Segundo, porque a decisão de participar na força da ONU já foi tomada. Se já foi tomada sem consulta ou "autorização" do PR, então porque carga de água vai o PM "concertar" a coisa com ele? Será que o PR, além de armado em "comandante", agora também se debruça sobre questões técnico-militares? Não tem a ver com a decisão de participar, mas é ouvido para opinar se se deve mandar uma fragata, um batalhão de engenharia ou uma ambulância?

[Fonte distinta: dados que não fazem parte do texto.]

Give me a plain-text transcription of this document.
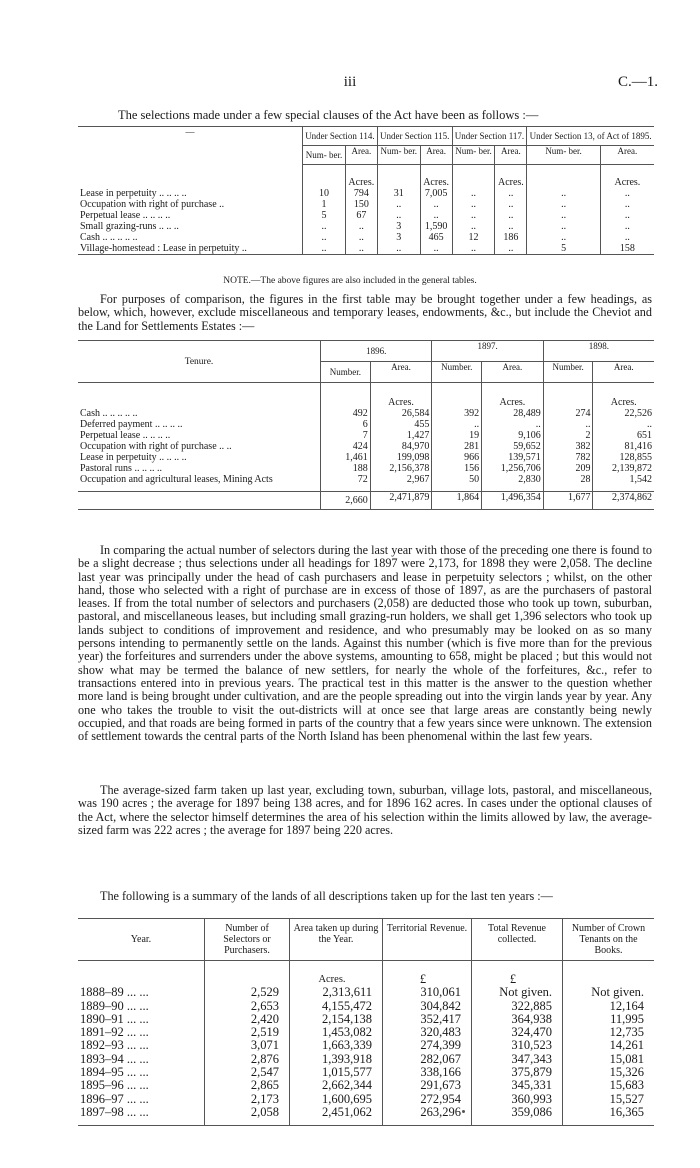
iii	C.—1.

The selections made under a few special clauses of the Act have been as follows :—

—	Under Section 114.		Under Section 115.		Under Section 117.		Under Section 13, of Act of 1895.	
	Num- ber.	Area.	Num- ber.	Area.	Num- ber.	Area.	Num- ber.	Area.
		Acres.		Acres.		Acres.		Acres.
Lease in perpetuity .. .. .. ..	10	794	31	7,005	..	..	..	..
Occupation with right of purchase ..	1	150	..	..	..	..	..	..
Perpetual lease .. .. .. ..	5	67	..	..	..	..	..	..
Small grazing-runs .. .. ..	..	..	3	1,590	..	..	..	..
Cash .. .. .. .. ..	..	..	3	465	12	186	..	..
Village-homestead : Lease in perpetuity ..	..	..	..	..	..	..	5	158
NOTE.—The above figures are also included in the general tables.

For purposes of comparison, the figures in the first table may be brought together under a few headings, as below, which, however, exclude miscellaneous and temporary leases, endowments, &c., but include the Cheviot and the Land for Settlements Estates :—

Tenure.	1896.		1897.		1898.	
	Number.	Area.	Number.	Area.	Number.	Area.
		Acres.		Acres.		Acres.
Cash .. .. .. .. ..	492	26,584	392	28,489	274	22,526
Deferred payment .. .. .. ..	6	455	..	..	..	..
Perpetual lease .. .. .. ..	7	1,427	19	9,106	2	651
Occupation with right of purchase .. ..	424	84,970	281	59,652	382	81,416
Lease in perpetuity .. .. .. ..	1,461	199,098	966	139,571	782	128,855
Pastoral runs .. .. .. ..	188	2,156,378	156	1,256,706	209	2,139,872
Occupation and agricultural leases, Mining Acts	72	2,967	50	2,830	28	1,542

	2,660	2,471,879	1,864	1,496,354	1,677	2,374,862

In comparing the actual number of selectors during the last year with those of the preceding one there is found to be a slight decrease ; thus selections under all headings for 1897 were 2,173, for 1898 they were 2,058. The decline last year was principally under the head of cash purchasers and lease in perpetuity selectors ; whilst, on the other hand, those who selected with a right of purchase are in excess of those of 1897, as are the purchasers of pastoral leases. If from the total number of selectors and purchasers (2,058) are deducted those who took up town, suburban, pastoral, and miscellaneous leases, but including small grazing-run holders, we shall get 1,396 selectors who took up lands subject to conditions of improvement and residence, and who presumably may be looked on as so many persons intending to permanently settle on the lands. Against this number (which is five more than for the previous year) the forfeitures and surrenders under the above systems, amounting to 658, might be placed ; but this would not show what may be termed the balance of new settlers, for nearly the whole of the forfeitures, &c., refer to transactions entered into in previous years. The practical test in this matter is the answer to the question whether more land is being brought under cultivation, and are the people spreading out into the virgin lands year by year. Any one who takes the trouble to visit the out-districts will at once see that large areas are constantly being newly occupied, and that roads are being formed in parts of the country that a few years since were unknown. The extension of settlement towards the central parts of the North Island has been phenomenal within the last few years.

The average-sized farm taken up last year, excluding town, suburban, village lots, pastoral, and miscellaneous, was 190 acres ; the average for 1897 being 138 acres, and for 1896 162 acres. In cases under the optional clauses of the Act, where the selector himself determines the area of his selection within the limits allowed by law, the average-sized farm was 222 acres ; the average for 1897 being 220 acres.

The following is a summary of the lands of all descriptions taken up for the last ten years :—

Year.	Number of Selectors or Purchasers.	Area taken up during the Year.	Territorial Revenue.	Total Revenue collected.	Number of Crown Tenants on the Books.
		Acres.	£	£	
1888–89 ... ...	2,529	2,313,611	310,061	Not given.	Not given.
1889–90 ... ...	2,653	4,155,472	304,842	322,885	12,164
1890–91 ... ...	2,420	2,154,138	352,417	364,938	11,995
1891–92 ... ...	2,519	1,453,082	320,483	324,470	12,735
1892–93 ... ...	3,071	1,663,339	274,399	310,523	14,261
1893–94 ... ...	2,876	1,393,918	282,067	347,343	15,081
1894–95 ... ...	2,547	1,015,577	338,166	375,879	15,326
1895–96 ... ...	2,865	2,662,344	291,673	345,331	15,683
1896–97 ... ...	2,173	1,600,695	272,954	360,993	15,527
1897–98 ... ...	2,058	2,451,062	263,296	359,086	16,365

Compreender-se-ia que o governo, por uma questão de cortesia, isto é, sem a tal ser obrigado pela Constituição, ouvisse a opinião do PR sobre se devemos, ou não, integrar a força da ONU. Se tal não foi tido por útil, e se a decisão foi tomada pelo governo não tendo ao PR sido dada outra oportunidade senão a de dar, para português ver, alguns anodinos conselhos, então porque carga de água se vai "concertar" com ele os contornos da coisa? Ou o PR aceita a "desautorização" que a decisão representa, ou representaria se ele tivesse autoridade na matéria, e então "come" as sobras, sendo consultado, não para decidir mas para acertar pormenores, ou então teremos que chegar à conclusão de que o PR é uma espécie de conselheiro técnico do Governo, situação em que o espertalhuço do PM parece querer colocá-lo e que ele parece querer aceitar.
Pode argumentar-se que, se as coisas vão passar pelo Conselho Superior de Defesa Nacional, então o Doutor Cavaco, como seu Presidente, terá que ser informado sobre as matérias que nele irá discutir. Porém, o CSDN não é mais que isso, um conselho que aconselha, não uma instância que decide. E o PR, nele, também não é mais do que isso, um chairman a quem não compete qualquer decisão.

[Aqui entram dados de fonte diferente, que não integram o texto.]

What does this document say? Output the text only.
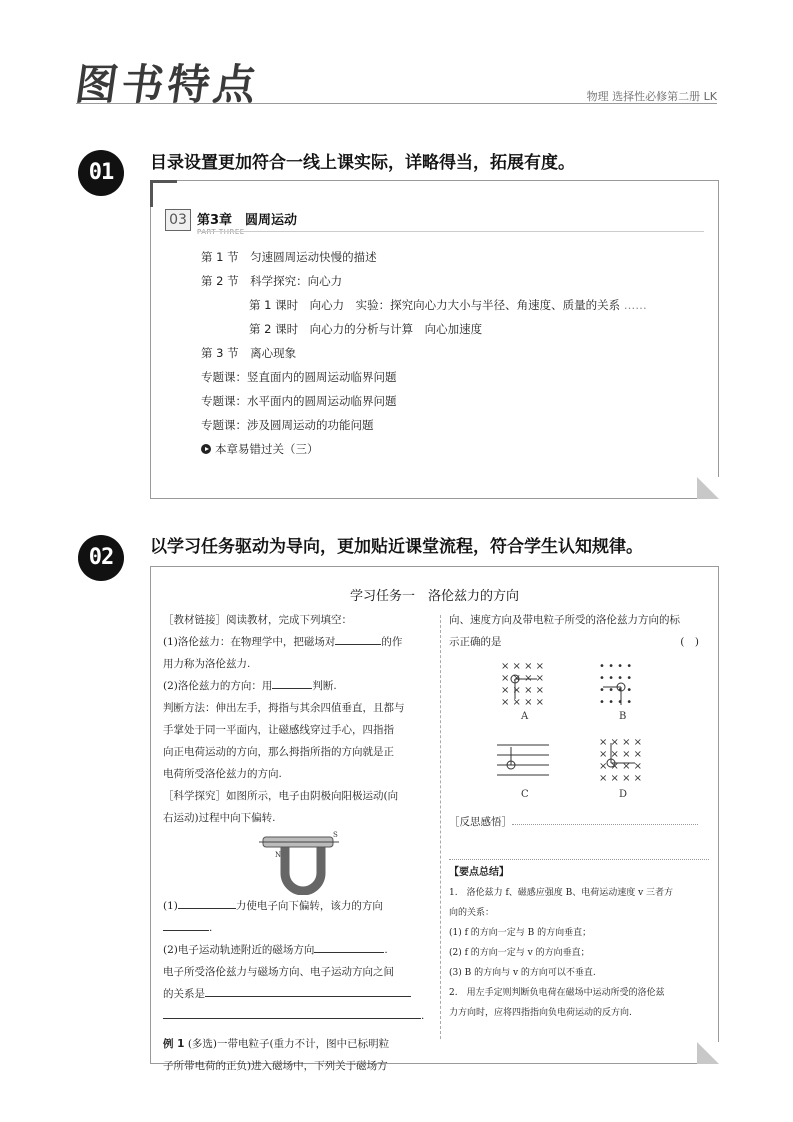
图书特点	物理 选择性必修第二册 LK
01	目录设置更加符合一线上课实际，详略得当，拓展有度。
03 第3章　圆周运动
PART THREE
第 1 节　匀速圆周运动快慢的描述
第 2 节　科学探究：向心力
第 1 课时　向心力　实验：探究向心力大小与半径、角速度、质量的关系 ……
第 2 课时　向心力的分析与计算　向心加速度
第 3 节　离心现象
专题课：竖直面内的圆周运动临界问题
专题课：水平面内的圆周运动临界问题
专题课：涉及圆周运动的功能问题
本章易错过关（三）
02	以学习任务驱动为导向，更加贴近课堂流程，符合学生认知规律。
学习任务一　洛伦兹力的方向

［教材链接］阅读教材，完成下列填空：

(1)洛伦兹力：在物理学中，把磁场对	的作

用力称为洛伦兹力.

(2)洛伦兹力的方向：用	判断.

判断方法：伸出左手，拇指与其余四值垂直，且都与

手掌处于同一平面内，让磁感线穿过手心，四指指

向正电荷运动的方向，那么拇指所指的方向就是正

电荷所受洛伦兹力的方向.

［科学探究］如图所示，电子由阴极向阳极运动(向

右运动)过程中向下偏转.

N
S

(1)	力使电子向下偏转，该力的方向

.

(2)电子运动轨迹附近的磁场方向	.

电子所受洛伦兹力与磁场方向、电子运动方向之间

的关系是

.

例 1 (多选)一带电粒子(重力不计，图中已标明粒

子所带电荷的正负)进入磁场中，下列关于磁场方

向、速度方向及带电粒子所受的洛伦兹力方向的标

示正确的是	(　)

× × × ×
× × × ×
× × × ×
× × × ×
• • • •
• • • •
• • • •
• • • •
× × × ×
× × × ×
× × × ×
× × × ×
A	B
C	D

［反思感悟］

【要点总结】

1.　洛伦兹力 f、磁感应强度 B、电荷运动速度 v 三者方

向的关系：

(1) f 的方向一定与 B 的方向垂直；

(2) f 的方向一定与 v 的方向垂直；

(3) B 的方向与 v 的方向可以不垂直.

2.　用左手定则判断负电荷在磁场中运动所受的洛伦兹

力方向时，应将四指指向负电荷运动的反方向.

Continuamos, pois, a fomentar a confusão institucional que o dr. Sampaio inaugurou quando, com o consentimento do dr. Barroso, se armou em "Comandante". Coisa que é, não só claramente inconstitucional, como aponta para indesejáveis conflitos, num momento, não de todo imprevisível, em que as duas partes (PR e PM) tenham opiniões opostas.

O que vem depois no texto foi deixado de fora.